The Curiously Non-Ideological Debate over the “Falling Down Professions”
Over the past year, law and medicine have been characterized as the “falling down professions“–losing both status and economic clout to “masters of the universe” in CEO suites and Wall Street offices. We now better understand some of the sources of those Wall Street profits. But as doctors and lawyers in training lament their plights on message boards, I’m struck by the curiously non-ideological nature of their complaints. Most appear to believe themselves afflicted by economic forces as natural and unavoidable as a tsunami–when in fact it’s political decisions that have led us to where we are.

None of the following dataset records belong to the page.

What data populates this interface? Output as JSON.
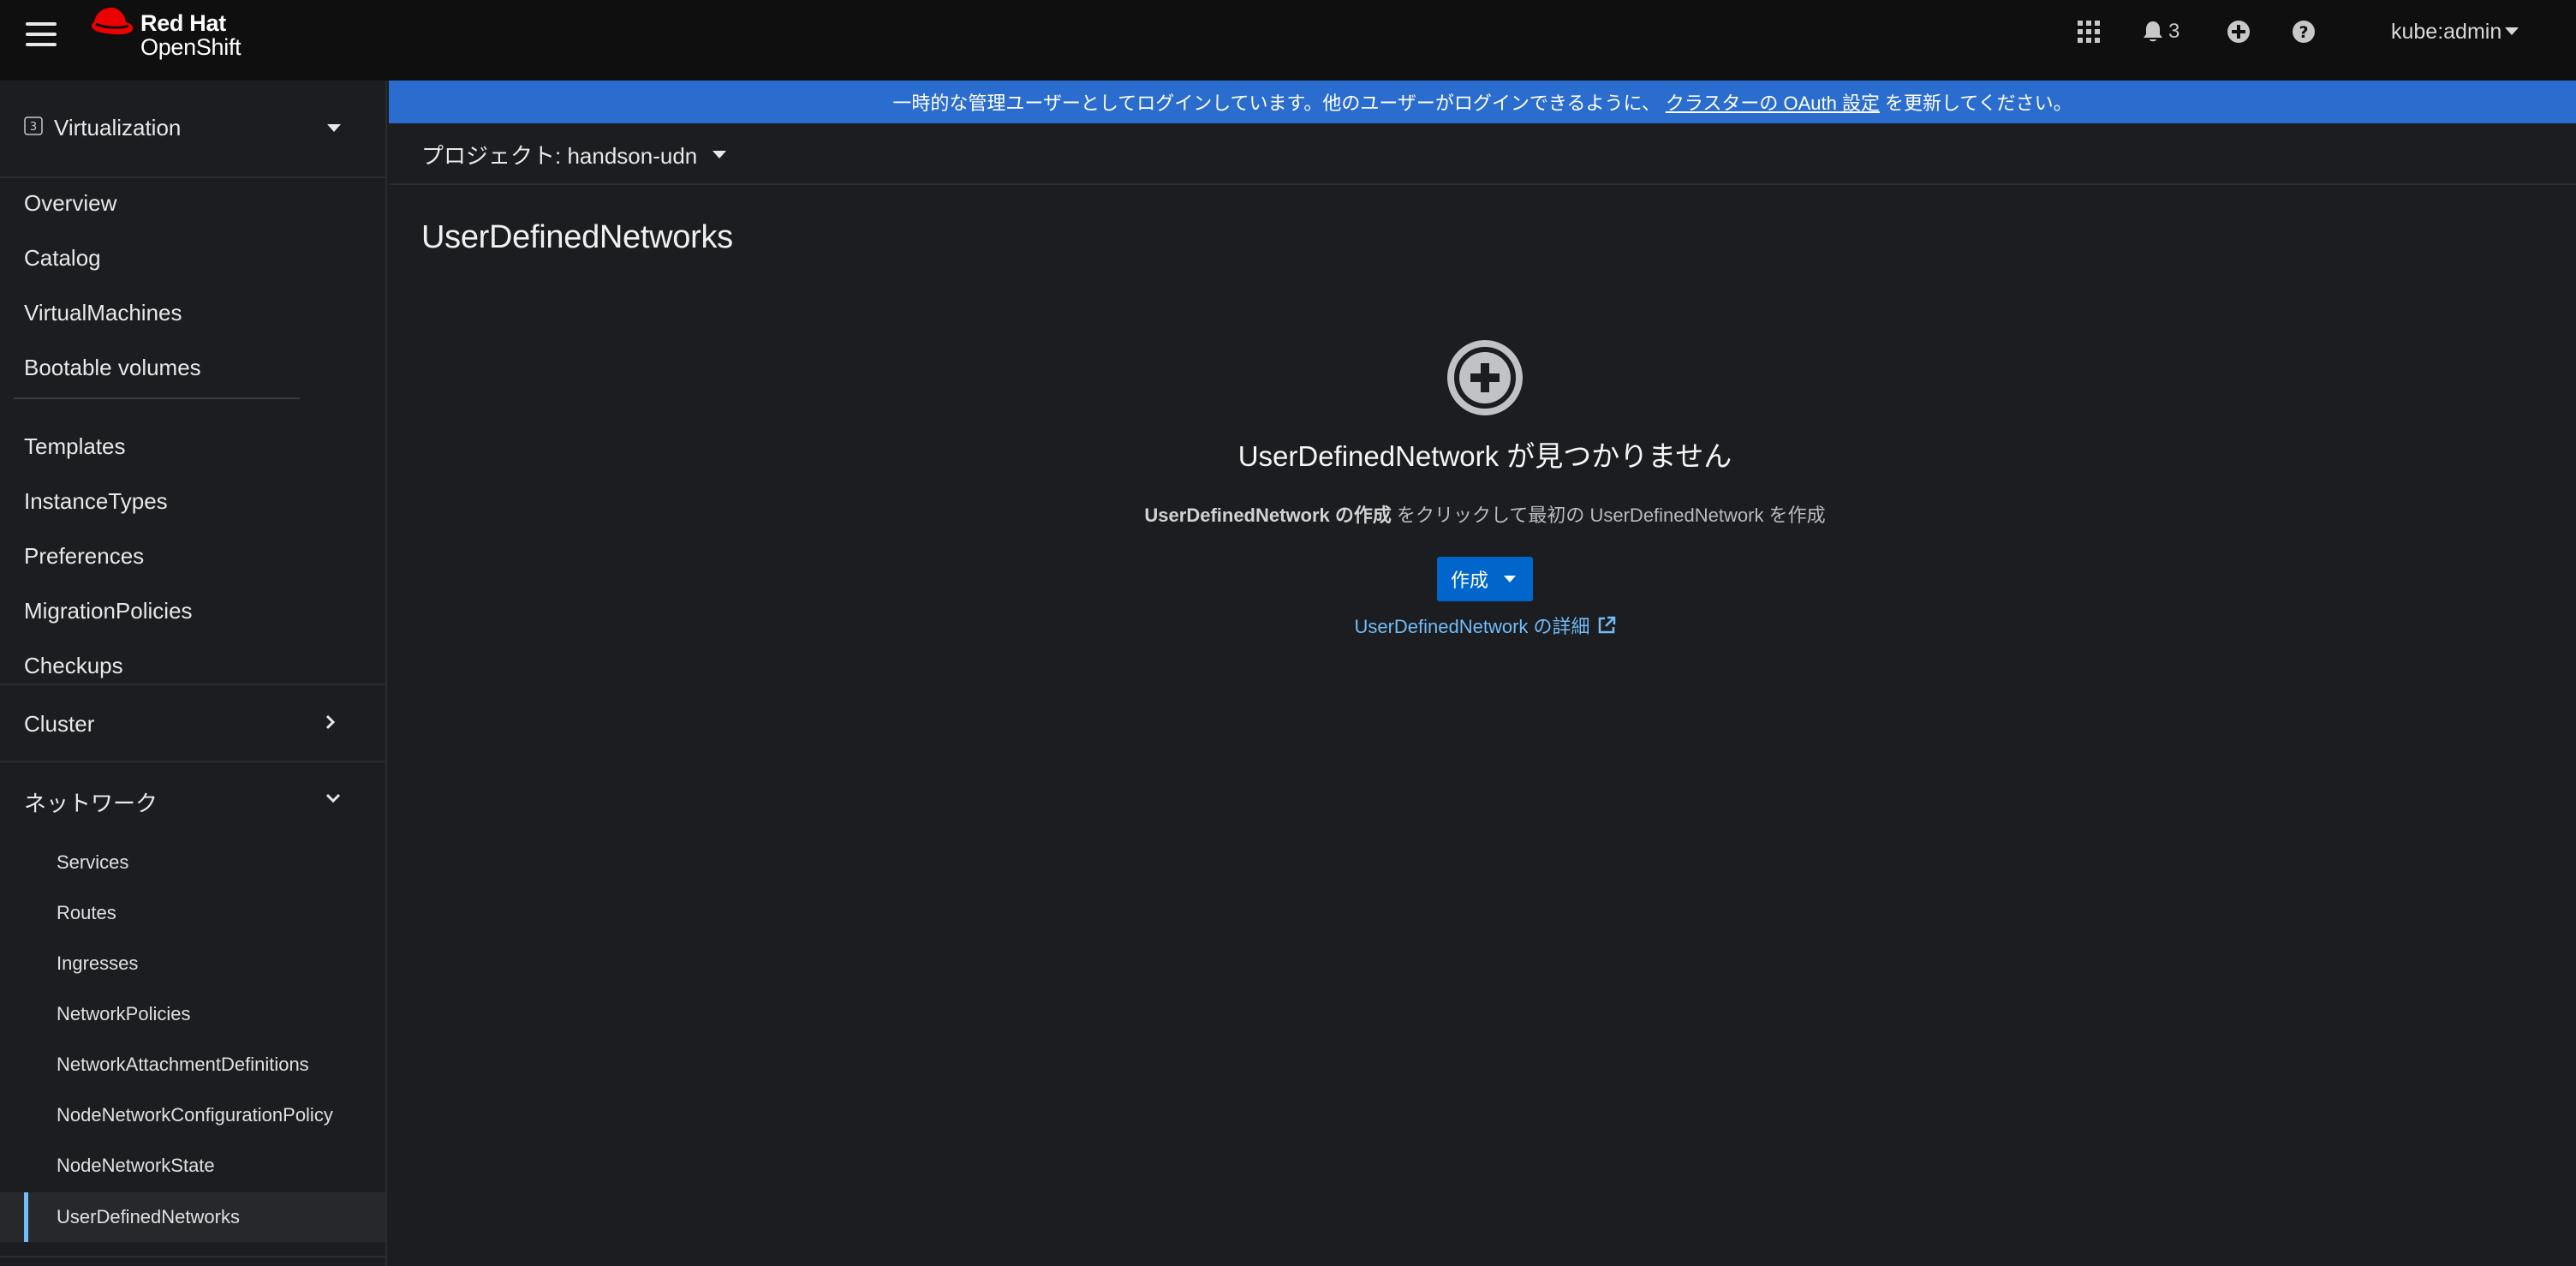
{
  "masthead": {
    "brand_line1": "Red Hat",
    "brand_line2": "OpenShift",
    "notification_count": "3",
    "user": "kube:admin"
  },
  "sidebar": {
    "perspective": "Virtualization",
    "items": [
      "Overview",
      "Catalog",
      "VirtualMachines",
      "Bootable volumes"
    ],
    "items2": [
      "Templates",
      "InstanceTypes",
      "Preferences",
      "MigrationPolicies",
      "Checkups"
    ],
    "cluster": "Cluster",
    "network": "ネットワーク",
    "network_items": [
      "Services",
      "Routes",
      "Ingresses",
      "NetworkPolicies",
      "NetworkAttachmentDefinitions",
      "NodeNetworkConfigurationPolicy",
      "NodeNetworkState",
      "UserDefinedNetworks"
    ]
  },
  "banner": {
    "text_before": "一時的な管理ユーザーとしてログインしています。他のユーザーがログインできるように、",
    "link": "クラスターの OAuth 設定",
    "text_after": "を更新してください。"
  },
  "project": {
    "label": "プロジェクト: handson-udn"
  },
  "main": {
    "title": "UserDefinedNetworks",
    "empty_title": "UserDefinedNetwork が見つかりません",
    "empty_body_bold": "UserDefinedNetwork の作成",
    "empty_body_rest": " をクリックして最初の UserDefinedNetwork を作成",
    "create_button": "作成",
    "learn_more": "UserDefinedNetwork の詳細"
  },
  "colors": {
    "masthead_bg": "#0f0f0f",
    "banner_bg": "#2b6ccf",
    "primary_button": "#0066cc",
    "link": "#73bcf7",
    "active_nav_marker": "#73bcf7",
    "brand_red": "#ee0000"
  }
}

Whatever complaints the young lawyer or doctor has today, they must be contextualized in a larger economy. As Nan Mooney’s new book (Not) Keeping Up With Our Parents: The Decline of the Professional Middle Class argues, most young professionals today feel more financially pressed than their boomer parents. Basic costs of health, education, and housing have skyrocketed. In the health arena, politicians are adopting policies that allow more and more of the costs of health care to be shifted from the government and employers to individuals. Alan Greenspan disastrously inflated the housing market, and anyone in a big urban area on the coast is caught up in the uncertainty of wondering whether an inflation-fearing Fed will shock prices back to normal or if “Helicopter Ben” Bernanke will keep the easy money flowing.
I could go on and on, but just look at the recent spate of books on new middle class anxiety:
*Elizabeth Warren and Amelia Warren Tyagi, The Two-Income Trap.
*Jared Bernstein, Crunch.
*Steven Greenhouse, The Big Squeeze.
*Peter Gosselin, High Wire: The Precarious Financial Lives of American Families.
*Barbara Ehrenreich, Bait and Switch.
*Jacob Hacker, The Great Risk Shift.
Each of these authors examines particular political and legal decisions to shift risk from government and business and onto individuals. So those who feel economically insecure today shouldn’t think their worries are the bane of a particular profession or region, or the inevitable result of global economic change that could be remedied if they could just get a bit more education. And a final note for practicing attorneys: it would be quite surprising if an ideological movement to shut the courthouse door to the injured failed to threaten your livelihood. Just as primary care doctors should not be surprised if their incomes suffer in the face of extraordinary efforts by the federal government to avoid spending money to help those entitled by law to care.